ACTIVITIES: The activities at Omaanda center around the wildlife on the Zannier reserve and at the N/a’an ku sê Sactuary, practically across the street. Their cheetah walk activity which allows you to literally walk open grounds with the cheetahs during their daily jaunt is a once in a lifetime experience that is not to be missed. We were fortunate to hang with Kovu, a cheetah that had been rescued near birth making him used to interacting with humans since he relies on them food (like being lured back into his cage with a dead bird after his walk with us). Following the cheetah walk we participated in the carnivore feeding tour which takes you on a guided tour and feeding experience with the baboons, caracals, lions, cheetahs, African wild dogs and leopards. Each evening at Omaanda you can participate in a game drive and sundowners on the reserve and search for the animals that roam freely on the reserve.
PACKING INSPIRATION: This trip was not easy to pack for because at some places we expected 100 degree days and 50 degree evenings and some we expected chillier days. We hope the below mood board and curated looks help inspire you and help you pack!

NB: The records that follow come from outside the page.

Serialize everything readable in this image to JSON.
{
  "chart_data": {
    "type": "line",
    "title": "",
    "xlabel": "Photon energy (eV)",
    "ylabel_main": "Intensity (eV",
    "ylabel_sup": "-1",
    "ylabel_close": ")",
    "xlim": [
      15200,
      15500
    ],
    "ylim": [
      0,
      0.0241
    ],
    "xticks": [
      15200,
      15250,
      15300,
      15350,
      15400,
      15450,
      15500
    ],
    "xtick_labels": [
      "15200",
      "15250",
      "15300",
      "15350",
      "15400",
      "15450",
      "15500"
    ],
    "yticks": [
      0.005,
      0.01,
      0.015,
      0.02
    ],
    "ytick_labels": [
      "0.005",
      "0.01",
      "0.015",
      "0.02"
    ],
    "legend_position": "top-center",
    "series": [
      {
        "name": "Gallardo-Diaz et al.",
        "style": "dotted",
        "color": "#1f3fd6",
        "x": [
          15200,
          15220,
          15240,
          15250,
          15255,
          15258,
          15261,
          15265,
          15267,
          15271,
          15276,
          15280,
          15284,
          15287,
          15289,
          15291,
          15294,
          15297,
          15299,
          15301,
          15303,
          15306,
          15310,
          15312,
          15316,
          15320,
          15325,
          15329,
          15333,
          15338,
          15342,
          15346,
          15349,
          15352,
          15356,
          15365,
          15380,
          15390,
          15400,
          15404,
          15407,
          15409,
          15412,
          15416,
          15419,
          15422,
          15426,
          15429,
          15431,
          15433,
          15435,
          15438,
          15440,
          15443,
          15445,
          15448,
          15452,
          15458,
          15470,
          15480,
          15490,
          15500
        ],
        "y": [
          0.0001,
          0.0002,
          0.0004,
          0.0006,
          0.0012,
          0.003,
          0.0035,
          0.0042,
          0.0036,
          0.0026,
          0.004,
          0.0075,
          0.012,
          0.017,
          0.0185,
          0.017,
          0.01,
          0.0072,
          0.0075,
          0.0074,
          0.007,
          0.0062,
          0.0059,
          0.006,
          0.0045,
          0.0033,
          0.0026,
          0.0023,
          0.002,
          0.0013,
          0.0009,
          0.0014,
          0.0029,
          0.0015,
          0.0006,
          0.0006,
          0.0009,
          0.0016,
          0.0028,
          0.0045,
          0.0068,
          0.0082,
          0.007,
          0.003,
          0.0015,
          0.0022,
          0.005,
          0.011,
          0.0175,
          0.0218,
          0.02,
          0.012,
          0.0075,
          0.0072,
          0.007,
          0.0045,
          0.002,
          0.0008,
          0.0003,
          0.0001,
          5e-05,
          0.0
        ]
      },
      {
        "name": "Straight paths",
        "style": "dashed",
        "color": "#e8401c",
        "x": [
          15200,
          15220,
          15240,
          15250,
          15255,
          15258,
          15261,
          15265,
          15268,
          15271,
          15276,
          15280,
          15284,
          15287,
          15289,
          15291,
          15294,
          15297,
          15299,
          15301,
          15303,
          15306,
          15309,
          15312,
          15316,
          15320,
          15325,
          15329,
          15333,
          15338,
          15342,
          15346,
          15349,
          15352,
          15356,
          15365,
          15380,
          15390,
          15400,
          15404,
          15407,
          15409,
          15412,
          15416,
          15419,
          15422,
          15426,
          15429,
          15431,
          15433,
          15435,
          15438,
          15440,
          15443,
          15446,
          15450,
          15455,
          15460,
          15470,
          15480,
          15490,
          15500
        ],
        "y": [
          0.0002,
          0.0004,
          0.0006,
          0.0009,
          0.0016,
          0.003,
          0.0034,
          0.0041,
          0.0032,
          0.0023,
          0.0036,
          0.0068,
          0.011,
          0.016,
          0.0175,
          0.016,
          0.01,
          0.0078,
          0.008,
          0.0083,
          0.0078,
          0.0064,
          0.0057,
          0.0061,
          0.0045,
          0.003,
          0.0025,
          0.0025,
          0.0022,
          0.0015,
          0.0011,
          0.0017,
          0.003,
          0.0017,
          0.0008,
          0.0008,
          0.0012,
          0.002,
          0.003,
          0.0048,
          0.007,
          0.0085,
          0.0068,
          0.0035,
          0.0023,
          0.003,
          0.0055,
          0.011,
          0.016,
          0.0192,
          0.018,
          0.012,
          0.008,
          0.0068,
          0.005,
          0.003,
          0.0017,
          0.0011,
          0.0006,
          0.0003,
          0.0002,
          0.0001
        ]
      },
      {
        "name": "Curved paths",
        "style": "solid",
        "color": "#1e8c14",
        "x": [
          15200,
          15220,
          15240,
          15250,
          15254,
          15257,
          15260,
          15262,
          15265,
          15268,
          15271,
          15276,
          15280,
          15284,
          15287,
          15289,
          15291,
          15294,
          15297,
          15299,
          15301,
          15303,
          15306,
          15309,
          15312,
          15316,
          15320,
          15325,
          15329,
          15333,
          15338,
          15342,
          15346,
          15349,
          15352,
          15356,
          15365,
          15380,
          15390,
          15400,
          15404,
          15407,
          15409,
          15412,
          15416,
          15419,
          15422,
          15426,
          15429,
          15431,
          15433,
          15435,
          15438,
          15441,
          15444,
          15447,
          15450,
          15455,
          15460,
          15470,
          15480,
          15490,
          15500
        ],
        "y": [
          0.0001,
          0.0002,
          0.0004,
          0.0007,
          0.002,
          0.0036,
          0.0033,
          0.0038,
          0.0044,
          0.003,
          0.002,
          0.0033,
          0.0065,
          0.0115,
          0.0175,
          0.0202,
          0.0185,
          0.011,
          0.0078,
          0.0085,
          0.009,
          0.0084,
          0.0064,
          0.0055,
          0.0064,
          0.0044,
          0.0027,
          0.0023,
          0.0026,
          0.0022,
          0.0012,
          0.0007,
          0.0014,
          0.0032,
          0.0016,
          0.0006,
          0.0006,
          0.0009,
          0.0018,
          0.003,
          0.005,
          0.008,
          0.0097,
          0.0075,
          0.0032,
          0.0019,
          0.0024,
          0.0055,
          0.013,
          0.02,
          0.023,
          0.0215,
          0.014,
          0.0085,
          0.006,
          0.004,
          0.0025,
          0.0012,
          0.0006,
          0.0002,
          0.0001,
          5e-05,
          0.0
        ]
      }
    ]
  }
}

DON’T FORGET TO PACK: Because it can be hot AND cold in the same day (remember you’re in the desert) don’t forget to pack a lightweight jacket. I love the Uniqlo down jacket that packs its own baggie and squishes up into basically nothing. Patagonia and Nobis work well too. The nice thing about the camps we chose was that there is laundry daily so you should really consider that when planning how much to bring. This is a wear and re-wear kind of trip and that is OK! If you’re flying between camps, you are only allowed a small baggage allowance and your luggage must be soft-sided. Seriously consider minimal packing if laundry service is included.
FOOTWEAR: For this trip you’ll need:
A trail-running shoe/hiking boot. Consider one that will protect the sand from getting inside as there is LOT of sand!
A casual shoe for evening dinners at the camps. I wore a suede espadrille almost every night.
A sandal for lounging around the pool.